Que la Matiere n’est pas
coeternelle avec Dieu.


Quelques Philoſophes, qui admettent la Spiritualité de Dieu, tombent dans un autre Erreur que la précédente : ils veulent, que la Matiere ait été coëternelle avec lui, Ils diſent, qu’ils ne ſauroient concevoir comment elle peut avoir été créée & tirée du Néant. Mais, ils ſeront convaincus évidemment de la Toute-Puiſſance de Dieu, s’ils veulent faire quelque Attention ſur eux-mêmes.

Ils verront d’abord, qu’ils n’ont commencé d’éxiſter que depuis un certain Nombre d’Années. Quand je dit eux, je n’entens point parler de la Matiere dont leurs Corps ſont compoſez, puiſque cette Matière étoit déjà créée, & qu’elle n’a commencé que lors de la Formation de leurs Corps à s’arranger d’une certaine Maniere. Mais, je veux parler de ce Principe penſant & intellectuel ; qui eſt en eux, & que je regarde véritablement comme eux-mêmes. Je ne crois pas, qu’ils ſe figurent, & qu’ils oſent ſoutenir, qu’ils ont été de toute Eternité, & qu’ils ont toujours penſé. Il faut donc qu’ils avouent qu’ils ont commencé d’éxiſter depuis un certain Nombre d’Années. Or, pourquoi ſe perſuadent-ils qu’il ſoit difficile à un Etre ſouverainement puiſſant, qui de Rien crée un Etre penſant & intellectuel, de tirer du Néant un Etre uniquement matériel[1] ? Il eſt pour le moins auſſi au-deſſus de nos Forces de connoître l’un, que de pénétrer l’autre : & ſi nous voulons réfléchir ſur ces deux différentes Créations, celle d’un-Principe penſant & intellectuel nous paroîtra encore plus incompréhenſible, que celle de la Matiere.

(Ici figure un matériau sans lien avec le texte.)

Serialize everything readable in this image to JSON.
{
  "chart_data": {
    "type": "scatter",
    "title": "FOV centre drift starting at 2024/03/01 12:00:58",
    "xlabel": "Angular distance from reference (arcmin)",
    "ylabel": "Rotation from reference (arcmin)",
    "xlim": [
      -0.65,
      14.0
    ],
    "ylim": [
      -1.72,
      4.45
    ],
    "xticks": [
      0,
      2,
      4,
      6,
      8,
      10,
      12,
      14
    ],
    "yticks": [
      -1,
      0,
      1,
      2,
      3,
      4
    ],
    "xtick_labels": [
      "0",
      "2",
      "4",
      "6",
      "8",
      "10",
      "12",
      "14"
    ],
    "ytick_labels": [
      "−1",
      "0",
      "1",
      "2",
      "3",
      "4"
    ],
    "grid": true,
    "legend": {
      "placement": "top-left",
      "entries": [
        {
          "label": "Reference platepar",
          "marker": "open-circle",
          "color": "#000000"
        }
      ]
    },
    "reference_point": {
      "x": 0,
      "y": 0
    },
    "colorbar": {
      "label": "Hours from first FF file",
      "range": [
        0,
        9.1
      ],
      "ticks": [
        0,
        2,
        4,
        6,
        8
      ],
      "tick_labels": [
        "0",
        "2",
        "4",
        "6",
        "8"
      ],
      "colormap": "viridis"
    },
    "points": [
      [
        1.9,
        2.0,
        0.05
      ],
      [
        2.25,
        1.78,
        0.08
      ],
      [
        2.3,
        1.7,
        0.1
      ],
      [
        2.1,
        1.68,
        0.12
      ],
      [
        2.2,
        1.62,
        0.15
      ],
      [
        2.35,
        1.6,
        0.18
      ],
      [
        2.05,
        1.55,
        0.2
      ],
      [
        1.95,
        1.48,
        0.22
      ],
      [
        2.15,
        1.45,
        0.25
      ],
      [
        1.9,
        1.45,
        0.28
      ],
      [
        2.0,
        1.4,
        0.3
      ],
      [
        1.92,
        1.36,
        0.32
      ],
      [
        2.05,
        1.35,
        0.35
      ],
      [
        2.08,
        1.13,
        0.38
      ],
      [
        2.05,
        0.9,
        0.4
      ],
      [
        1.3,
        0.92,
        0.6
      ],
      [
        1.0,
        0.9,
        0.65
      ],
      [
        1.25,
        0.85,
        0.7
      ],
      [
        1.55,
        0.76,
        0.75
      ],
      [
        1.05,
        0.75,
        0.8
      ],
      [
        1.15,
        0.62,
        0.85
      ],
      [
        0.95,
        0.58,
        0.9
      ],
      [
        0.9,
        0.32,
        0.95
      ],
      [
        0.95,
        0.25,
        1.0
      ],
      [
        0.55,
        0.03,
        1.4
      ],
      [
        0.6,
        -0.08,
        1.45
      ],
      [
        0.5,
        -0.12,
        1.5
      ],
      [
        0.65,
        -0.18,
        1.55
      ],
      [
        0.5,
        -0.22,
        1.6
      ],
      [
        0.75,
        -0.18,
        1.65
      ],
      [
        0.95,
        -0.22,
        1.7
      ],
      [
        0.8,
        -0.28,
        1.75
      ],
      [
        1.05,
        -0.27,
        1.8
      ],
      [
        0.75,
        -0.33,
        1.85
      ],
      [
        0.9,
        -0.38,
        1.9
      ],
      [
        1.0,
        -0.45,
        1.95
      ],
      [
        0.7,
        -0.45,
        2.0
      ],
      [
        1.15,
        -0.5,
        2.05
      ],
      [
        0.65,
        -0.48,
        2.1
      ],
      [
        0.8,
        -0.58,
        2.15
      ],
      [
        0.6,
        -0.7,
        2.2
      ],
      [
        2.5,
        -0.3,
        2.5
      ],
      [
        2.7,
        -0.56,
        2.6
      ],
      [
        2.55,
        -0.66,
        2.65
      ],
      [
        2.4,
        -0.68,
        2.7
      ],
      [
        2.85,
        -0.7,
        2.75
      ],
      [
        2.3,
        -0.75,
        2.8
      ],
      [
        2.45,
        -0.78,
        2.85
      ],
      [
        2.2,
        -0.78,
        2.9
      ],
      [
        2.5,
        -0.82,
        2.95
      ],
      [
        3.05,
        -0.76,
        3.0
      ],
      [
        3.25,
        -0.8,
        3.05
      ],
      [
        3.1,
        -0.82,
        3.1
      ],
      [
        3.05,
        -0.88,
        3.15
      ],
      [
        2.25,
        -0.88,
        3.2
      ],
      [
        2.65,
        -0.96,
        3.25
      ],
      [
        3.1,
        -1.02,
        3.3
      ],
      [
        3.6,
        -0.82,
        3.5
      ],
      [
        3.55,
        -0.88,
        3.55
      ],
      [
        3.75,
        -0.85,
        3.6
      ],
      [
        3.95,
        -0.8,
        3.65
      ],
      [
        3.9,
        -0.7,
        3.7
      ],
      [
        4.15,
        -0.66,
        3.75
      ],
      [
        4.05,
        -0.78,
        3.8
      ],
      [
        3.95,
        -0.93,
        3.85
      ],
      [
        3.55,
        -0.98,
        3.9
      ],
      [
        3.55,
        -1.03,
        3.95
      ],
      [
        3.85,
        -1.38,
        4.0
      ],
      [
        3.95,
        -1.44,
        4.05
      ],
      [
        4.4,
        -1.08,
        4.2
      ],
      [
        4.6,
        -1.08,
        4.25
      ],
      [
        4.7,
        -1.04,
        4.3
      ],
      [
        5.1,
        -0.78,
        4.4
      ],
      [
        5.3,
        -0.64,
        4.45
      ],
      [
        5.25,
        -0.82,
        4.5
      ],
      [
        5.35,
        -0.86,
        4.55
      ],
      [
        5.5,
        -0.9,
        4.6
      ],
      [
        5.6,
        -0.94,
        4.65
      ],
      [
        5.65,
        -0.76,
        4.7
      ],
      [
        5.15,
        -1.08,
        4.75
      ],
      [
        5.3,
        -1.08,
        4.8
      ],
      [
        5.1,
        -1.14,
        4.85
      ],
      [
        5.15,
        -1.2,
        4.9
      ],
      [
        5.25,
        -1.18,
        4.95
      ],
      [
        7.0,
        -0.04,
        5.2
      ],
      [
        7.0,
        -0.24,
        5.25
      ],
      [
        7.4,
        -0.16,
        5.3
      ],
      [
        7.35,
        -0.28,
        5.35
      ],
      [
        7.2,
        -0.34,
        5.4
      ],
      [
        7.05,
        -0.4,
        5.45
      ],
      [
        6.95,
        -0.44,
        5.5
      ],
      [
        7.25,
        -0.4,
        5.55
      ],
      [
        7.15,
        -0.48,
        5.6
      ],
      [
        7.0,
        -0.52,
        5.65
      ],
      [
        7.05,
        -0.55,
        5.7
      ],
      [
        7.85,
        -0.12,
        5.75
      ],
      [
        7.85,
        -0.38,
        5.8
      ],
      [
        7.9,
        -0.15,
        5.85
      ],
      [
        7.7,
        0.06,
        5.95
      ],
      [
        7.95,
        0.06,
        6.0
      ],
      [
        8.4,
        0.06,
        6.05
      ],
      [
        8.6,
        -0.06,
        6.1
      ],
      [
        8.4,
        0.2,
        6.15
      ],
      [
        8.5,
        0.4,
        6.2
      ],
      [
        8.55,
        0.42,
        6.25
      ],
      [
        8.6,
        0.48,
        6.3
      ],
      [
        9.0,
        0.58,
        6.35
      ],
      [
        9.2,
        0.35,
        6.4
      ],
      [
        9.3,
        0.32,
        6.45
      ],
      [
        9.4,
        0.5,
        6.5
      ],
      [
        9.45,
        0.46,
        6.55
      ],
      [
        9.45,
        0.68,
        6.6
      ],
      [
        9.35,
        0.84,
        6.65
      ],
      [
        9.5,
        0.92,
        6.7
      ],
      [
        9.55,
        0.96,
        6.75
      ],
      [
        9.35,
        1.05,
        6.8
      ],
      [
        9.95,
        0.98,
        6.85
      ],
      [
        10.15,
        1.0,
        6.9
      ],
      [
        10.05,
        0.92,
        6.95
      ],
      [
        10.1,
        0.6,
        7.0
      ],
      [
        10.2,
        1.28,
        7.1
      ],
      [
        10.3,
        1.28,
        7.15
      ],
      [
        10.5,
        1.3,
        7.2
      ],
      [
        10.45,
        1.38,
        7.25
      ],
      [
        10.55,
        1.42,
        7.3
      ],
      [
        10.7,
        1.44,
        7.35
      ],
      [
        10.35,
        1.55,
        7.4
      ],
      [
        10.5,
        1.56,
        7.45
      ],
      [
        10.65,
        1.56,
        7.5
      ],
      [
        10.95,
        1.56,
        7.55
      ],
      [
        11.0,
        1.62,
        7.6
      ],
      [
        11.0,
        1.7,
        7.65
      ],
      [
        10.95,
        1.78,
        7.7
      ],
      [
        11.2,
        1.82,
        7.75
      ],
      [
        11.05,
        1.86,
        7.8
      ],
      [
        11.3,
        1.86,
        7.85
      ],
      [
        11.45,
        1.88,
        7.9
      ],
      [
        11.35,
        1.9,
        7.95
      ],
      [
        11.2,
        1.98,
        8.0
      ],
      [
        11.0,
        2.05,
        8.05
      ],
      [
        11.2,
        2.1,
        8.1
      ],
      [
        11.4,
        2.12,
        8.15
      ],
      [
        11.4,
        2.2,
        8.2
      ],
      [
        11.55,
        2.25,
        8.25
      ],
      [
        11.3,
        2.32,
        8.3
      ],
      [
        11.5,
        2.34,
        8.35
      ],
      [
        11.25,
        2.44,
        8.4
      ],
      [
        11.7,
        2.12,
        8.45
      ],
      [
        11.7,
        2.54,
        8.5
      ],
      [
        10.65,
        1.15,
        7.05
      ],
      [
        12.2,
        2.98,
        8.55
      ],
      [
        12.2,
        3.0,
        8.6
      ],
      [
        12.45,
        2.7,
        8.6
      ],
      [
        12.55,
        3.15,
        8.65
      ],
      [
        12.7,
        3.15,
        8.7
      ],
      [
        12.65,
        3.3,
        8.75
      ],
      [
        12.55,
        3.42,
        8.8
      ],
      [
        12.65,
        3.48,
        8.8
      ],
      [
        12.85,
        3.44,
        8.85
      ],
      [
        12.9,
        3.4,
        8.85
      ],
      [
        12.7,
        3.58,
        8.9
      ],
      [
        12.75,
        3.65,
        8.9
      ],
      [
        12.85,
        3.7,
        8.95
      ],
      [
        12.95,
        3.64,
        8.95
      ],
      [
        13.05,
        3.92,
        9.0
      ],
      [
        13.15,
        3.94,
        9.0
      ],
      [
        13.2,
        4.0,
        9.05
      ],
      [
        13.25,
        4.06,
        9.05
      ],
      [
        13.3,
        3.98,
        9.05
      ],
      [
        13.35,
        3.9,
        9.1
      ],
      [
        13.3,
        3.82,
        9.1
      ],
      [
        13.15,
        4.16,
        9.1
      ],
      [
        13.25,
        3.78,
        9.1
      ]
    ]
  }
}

D’ailleurs, de ce que nous ne comprenons pas une Choſe, il eſt ridicule de vouloir nier qu’elle puiſſe être, & borner la Puiſſance de Dieu ; d’autant que nous avons déjà une Conviction en nous-même, que de Rien il a créé un Etre penſant & intellectuel, bien plus parfait que n’eſt la ſimple Matiere, qui n’a aucune Connoiſſance, & qu’on ne ſauroit dire coëternelle avec Dieu, ſans donner dans une Erreur abſurde. Car ; tout ce qui eſt incréé eſt néceſſairement infini, puiſqu’il n’y a rien qui le puiſſe borner, ni limiter[2]. La Matiere étant donc coëternelle avec Dieu, il y a deux Infinis, Dieu & la Matière. A cette prémiere Raiſon, j’en ajoute une autre auſſî convaincante. Si la Matiere étoit incréée, Dieu ne pourroit la détruire, puiſqu’une Choſe incréée ne ſauroit avoir aucune Fin. La Divinité ne ſeroit donc pas toute-puiſſante, & la Matiere ſeroit indépendante de lui. Or, n’eſt-il pas abſurde d’admettre un Etre coëternel avec Dieu indépendant de lui, & infini dans ſon Etendue ? N’eſt-ce pas ſuppoſer deux Dieux & deux Infinis ?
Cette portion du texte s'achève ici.